ミカゲはそう言いながら、セレスの術の発動を見守った。

 傍らでの2人の会話は既にセレスの耳に届いては来ず、手の指先で今!融合しようとしている2つの金属に意識を集中していた。

 二つの金属に注がれた異なる属性の魔力に更に、セレスの魔力をこの時に注ぎ込み、三つの魔力の融合する独自の金属に成長して行く。


『ソレニウス・フェドキナ』


 (いにしえ)の、魔道の呪文をセレスが唱えると、セレスの手の中にあった二つの金属が融合した玉は、槍の様な形状をに形を取り始めた。

 混沌の闇から、何処かの世界の英雄が使った槍の魂を引きずり出し、槍の形を取り始めているその金属の中に、古の槍の魂を込めていく。

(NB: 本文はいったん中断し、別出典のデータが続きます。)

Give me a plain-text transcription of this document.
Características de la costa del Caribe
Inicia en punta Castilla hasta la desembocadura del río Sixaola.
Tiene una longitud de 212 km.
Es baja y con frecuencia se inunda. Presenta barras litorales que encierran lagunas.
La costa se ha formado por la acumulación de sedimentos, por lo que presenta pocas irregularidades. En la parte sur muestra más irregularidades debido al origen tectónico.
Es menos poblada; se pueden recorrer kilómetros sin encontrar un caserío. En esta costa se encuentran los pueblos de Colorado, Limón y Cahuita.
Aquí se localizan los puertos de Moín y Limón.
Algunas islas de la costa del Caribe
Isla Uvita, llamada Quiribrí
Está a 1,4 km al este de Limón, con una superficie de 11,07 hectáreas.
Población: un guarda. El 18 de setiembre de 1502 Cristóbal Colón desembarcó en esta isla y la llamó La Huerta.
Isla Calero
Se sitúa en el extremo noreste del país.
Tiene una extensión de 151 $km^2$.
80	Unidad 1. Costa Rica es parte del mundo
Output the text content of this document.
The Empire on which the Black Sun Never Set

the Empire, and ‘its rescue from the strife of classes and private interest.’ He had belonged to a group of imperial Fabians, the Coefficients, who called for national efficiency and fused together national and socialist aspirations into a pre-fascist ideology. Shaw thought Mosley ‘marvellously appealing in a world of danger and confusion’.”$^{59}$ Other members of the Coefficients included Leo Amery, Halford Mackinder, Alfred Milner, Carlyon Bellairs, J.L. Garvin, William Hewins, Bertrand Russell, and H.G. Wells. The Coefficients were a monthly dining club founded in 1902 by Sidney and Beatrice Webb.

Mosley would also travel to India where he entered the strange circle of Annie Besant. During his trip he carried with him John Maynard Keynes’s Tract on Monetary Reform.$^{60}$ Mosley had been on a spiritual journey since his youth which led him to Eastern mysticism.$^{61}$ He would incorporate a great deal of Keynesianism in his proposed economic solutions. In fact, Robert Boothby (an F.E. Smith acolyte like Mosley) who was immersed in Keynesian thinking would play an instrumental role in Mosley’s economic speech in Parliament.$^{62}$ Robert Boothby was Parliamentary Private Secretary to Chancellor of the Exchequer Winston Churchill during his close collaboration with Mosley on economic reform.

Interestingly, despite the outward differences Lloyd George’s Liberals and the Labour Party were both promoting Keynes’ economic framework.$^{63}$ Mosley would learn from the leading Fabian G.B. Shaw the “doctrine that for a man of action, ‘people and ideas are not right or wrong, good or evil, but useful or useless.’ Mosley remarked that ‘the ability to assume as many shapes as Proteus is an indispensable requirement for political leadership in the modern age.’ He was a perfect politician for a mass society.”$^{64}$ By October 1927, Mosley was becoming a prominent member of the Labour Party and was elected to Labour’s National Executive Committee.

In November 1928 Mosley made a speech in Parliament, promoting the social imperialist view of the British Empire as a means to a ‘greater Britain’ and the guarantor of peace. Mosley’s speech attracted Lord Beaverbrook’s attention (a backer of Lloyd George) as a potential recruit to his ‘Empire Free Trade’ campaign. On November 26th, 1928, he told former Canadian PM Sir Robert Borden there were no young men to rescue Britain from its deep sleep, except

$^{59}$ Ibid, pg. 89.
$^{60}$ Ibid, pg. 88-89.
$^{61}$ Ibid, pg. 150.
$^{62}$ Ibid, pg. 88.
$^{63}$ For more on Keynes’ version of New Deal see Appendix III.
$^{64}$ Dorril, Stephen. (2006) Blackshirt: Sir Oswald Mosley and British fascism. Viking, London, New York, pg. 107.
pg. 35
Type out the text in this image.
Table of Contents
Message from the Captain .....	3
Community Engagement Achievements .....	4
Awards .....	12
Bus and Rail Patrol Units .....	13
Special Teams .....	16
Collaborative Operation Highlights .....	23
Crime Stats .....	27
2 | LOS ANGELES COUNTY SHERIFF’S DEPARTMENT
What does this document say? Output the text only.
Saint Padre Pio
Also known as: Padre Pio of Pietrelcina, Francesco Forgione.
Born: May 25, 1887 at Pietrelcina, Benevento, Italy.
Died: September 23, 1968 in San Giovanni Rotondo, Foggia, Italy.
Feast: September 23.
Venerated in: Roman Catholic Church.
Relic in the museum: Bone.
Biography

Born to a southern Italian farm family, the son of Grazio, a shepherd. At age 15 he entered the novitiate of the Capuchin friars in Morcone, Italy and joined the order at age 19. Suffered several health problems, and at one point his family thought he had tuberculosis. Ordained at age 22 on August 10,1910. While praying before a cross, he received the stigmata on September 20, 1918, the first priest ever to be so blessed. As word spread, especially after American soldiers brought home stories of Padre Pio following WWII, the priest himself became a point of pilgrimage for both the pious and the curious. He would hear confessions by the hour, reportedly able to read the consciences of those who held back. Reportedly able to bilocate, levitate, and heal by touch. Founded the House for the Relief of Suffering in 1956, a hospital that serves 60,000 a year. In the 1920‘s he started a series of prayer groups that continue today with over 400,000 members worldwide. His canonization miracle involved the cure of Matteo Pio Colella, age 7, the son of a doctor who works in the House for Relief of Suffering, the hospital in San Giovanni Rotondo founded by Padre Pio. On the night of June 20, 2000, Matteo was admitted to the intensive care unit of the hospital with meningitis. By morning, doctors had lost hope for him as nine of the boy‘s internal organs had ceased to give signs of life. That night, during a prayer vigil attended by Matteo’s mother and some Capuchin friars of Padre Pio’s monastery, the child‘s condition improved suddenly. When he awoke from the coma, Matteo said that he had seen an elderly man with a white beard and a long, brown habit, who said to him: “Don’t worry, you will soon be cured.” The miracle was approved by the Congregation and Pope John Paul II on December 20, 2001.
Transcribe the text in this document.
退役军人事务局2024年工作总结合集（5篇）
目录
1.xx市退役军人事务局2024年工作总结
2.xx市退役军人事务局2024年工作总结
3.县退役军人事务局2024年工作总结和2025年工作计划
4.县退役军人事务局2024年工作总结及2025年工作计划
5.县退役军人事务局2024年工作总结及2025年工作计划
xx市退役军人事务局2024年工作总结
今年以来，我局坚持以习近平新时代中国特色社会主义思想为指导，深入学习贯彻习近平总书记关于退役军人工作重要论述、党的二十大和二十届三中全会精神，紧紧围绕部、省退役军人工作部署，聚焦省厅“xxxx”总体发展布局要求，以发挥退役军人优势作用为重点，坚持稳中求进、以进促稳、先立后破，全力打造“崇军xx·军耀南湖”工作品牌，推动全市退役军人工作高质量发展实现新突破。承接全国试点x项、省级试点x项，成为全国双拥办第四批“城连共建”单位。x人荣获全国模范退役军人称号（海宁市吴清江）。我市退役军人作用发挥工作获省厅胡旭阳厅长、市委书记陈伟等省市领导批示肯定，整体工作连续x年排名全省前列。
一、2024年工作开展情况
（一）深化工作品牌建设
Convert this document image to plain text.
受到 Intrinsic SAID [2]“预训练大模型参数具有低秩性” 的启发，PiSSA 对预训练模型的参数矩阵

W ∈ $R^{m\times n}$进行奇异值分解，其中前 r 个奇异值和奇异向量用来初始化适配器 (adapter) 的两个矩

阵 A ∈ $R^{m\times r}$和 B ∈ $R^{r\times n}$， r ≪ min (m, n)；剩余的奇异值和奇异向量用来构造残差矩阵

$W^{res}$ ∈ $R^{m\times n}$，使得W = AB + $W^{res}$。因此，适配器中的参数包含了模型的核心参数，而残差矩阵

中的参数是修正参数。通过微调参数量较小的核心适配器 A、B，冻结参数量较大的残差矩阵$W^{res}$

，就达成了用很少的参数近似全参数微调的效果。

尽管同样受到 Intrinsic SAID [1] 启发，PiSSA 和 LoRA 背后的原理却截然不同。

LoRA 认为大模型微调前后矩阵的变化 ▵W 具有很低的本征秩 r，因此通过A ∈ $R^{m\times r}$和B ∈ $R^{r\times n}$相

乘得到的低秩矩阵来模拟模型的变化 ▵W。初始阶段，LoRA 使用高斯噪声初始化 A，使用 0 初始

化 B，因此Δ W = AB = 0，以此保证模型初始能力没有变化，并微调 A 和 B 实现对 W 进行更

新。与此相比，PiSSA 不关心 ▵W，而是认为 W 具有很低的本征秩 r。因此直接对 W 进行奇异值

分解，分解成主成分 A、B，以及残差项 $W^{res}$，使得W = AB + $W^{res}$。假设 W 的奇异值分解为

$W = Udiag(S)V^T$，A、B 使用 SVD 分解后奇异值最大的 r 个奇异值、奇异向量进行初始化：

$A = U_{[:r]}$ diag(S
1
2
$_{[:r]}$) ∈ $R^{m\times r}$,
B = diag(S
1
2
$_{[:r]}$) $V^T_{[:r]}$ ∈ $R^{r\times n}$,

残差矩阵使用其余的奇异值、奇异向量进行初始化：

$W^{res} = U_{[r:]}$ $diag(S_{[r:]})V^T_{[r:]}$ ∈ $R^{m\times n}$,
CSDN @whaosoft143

すると槍の魂がこの金属に宿り、かつての本来の槍の姿を取るのだった。

「凄い・・・・今までこんな魔法、見た事がありません・・・一体どんな仕組みになっているの?」

「確かウチの書架のどっかの本棚に、この魔法の事を説明してる本があったのを、あちし見た事があるよ!」

 ミカゲがニコニコしながら話すので、多分本当にこの魔法について解説している本があるのだろうと、コレットは確信した。

「是非!今度書架にお伺いした時に読ませていただきます!!」

 コレットはかなり興奮した様子でミカゲに畳みかけた。

 当のミカゲは、コレットのその言葉に返答をするのかと思いきや、急にセレスの術の方向とは違う方向に振り向き、

「来たよ!ヤツが、今は人間の姿をしてるみたい。筋肉質で身長が高い系の人!」

と言いながら、今居る場所から西の方向に指をさす。

 すると、その方向から近づいてくる怪しい影が見えて来た。

 セレスは?と言うと、まだ槍の形を取った金属に魔力の吸収をさせながらその形を確固たるものにする工程をしており、ミカゲの敵襲の位置の把握にまで至っていない様子だった。

 セレスは、底の見えない武器の魔力の吸収力に耐えながら、古の武器を完成に近づけていく。

 何とか想定していた形状に槍が成長したのを見届けると、

「ちょっと想定していたよりも早く来てしまったか!なら、仕方がない。そろそろコイツを仕上げてしまうかね!」

ようやく魔力の供給を止め、仕上げの詠唱に入った。


(いにしえ)より来たれ槍の王、我が名はセレスフィル・アズワルド・トトアトエ・テルニア・・・

我に従え、我と共に戦え・・・・グングニル!!』


 詠唱が終わると同時に、セレスの手の上にあった槍から(まばゆ)い光が放たれ、周囲を白く染めた。

そしてその光が収まると、先程の弱々しい槍の姿が力強い伝説の武器に変貌していた。